The bulletproof window lowered another two inches. Eleanor Montoya's face appeared in the gap. Her skin was perfectly lifted and tightened by expensive surgeons, but right now, it was twisted into an ugly snarl.
"Did you not hear me?" Eleanor screamed at the guards outside. "Shoot her! She's a deranged beggar trying to extort us!"
Beside Eleanor, a younger woman draped in a Chanel shawl leaned over. Tess Logan covered her nose in disgust. "Nine hundred and ninety-nine dollars? That wouldn't even cover my weekly manicure. These street rats are getting desperate."
The PMC captain adjusted his grip on his rifle. He received the direct order from the family matriarch. His finger tightened on the trigger.

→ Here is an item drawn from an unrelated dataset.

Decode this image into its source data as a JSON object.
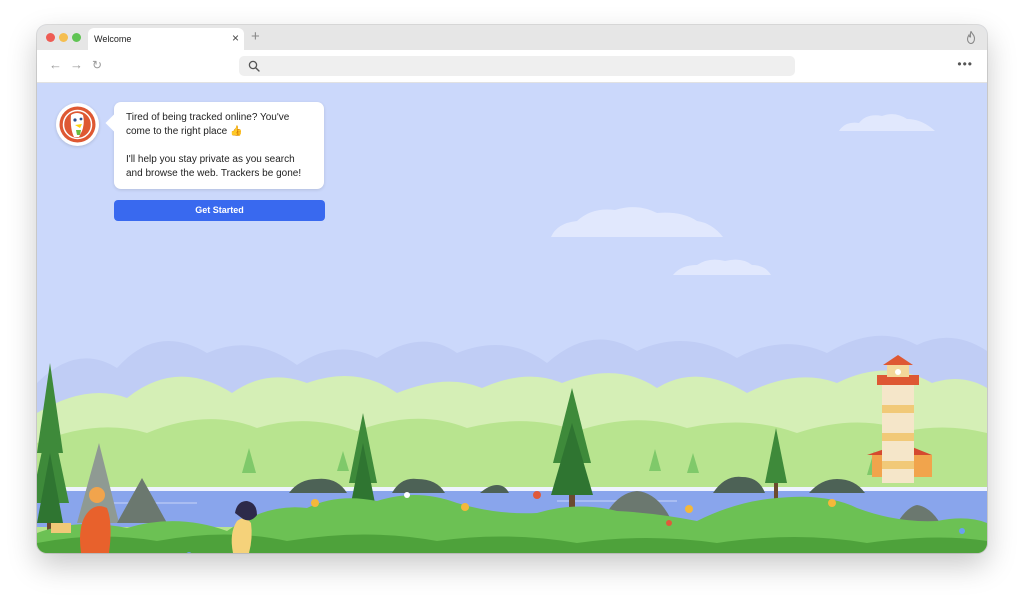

Before he could apply the final pound of pressure, a sound came from the deep shadows at the back of the cabin.
It was a cough.
It was incredibly weak, barely more than a ragged exhalation of air, but the moment it echoed through the truck, every single mercenary outside froze. The captain immediately pulled his finger off the trigger and lowered the barrel of his gun.
The interior motion-sensor lights flickered on, illuminating the back of the cabin.

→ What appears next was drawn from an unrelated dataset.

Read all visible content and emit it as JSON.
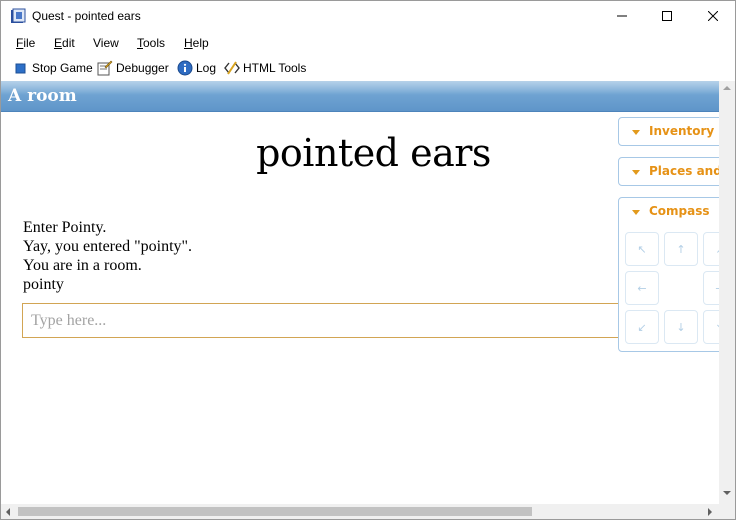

A young man sat in a high-tech, motorized wheelchair. Camden Montoya's skin was the color of old parchment. A thick, gray cashmere blanket was draped over his lap, making him look frail enough to be shattered by a strong gust of wind.
His eyes were a striking, deep gray-blue. They held a terrifying emptiness, a profound exhaustion that looked right through the physical world.
Camden raised a pristine white handkerchief to his mouth. He coughed twice more. When he pulled the cloth away, a faint web of red blood stained the white cotton.
Eleanor's face instantly shifted from rage to cloying sweetness. "Camden, darling, please don't strain yourself. The cold air will worsen your condition."
Camden didn't look at his stepmother. He slowly turned his head, locking his gray-blue eyes onto Eloise standing in the rain.
Their gazes collided through the open window. For a fraction of a second, Camden felt a strange, violent stutter in his chest. His heart missed a beat.
"On what basis," Camden asked, his voice raspy but dripping with the heavy, crushing authority of an apex predator, "do you claim he is alive?"
Eloise stared right back at him. "The man in the pod, Barton Montoya, has a flat brainwave. But his heart meridian still holds a sliver of life force."
She leaned an inch closer to the glass. "He suffered a cerebral hemorrhage three days ago at exactly 3:00 AM. It was accompanied by a massive, retrograde blood flow-a total reversal of circulation."
Eleanor's face drained of all color. The blood reversal was a level-one classified Montoya family secret. Not even the hospital staff knew the full truth.
Tess panicked, grabbing Eleanor's arm. "She... she must have bribed the nurses! She's a corporate spy!"
Camden's eyes narrowed into dangerous slits. He studied Eloise's posture, the way she stood perfectly still in the freezing rain, completely unfazed by the guns or the money.
Eloise glanced at her bare wrist as if checking a watch. "You have three minutes," she said coldly. "Once the reaper crosses the threshold, not even an archangel can drag your grandfather back."
Camden's index finger tapped once against the leather armrest of his wheelchair. It was a subtle, rhythmic tap.
He slowly turned his head toward his personal assistant standing by the door.
"Cole," Camden ordered, his voice devoid of emotion. "Open the intensive care pod. Let her try."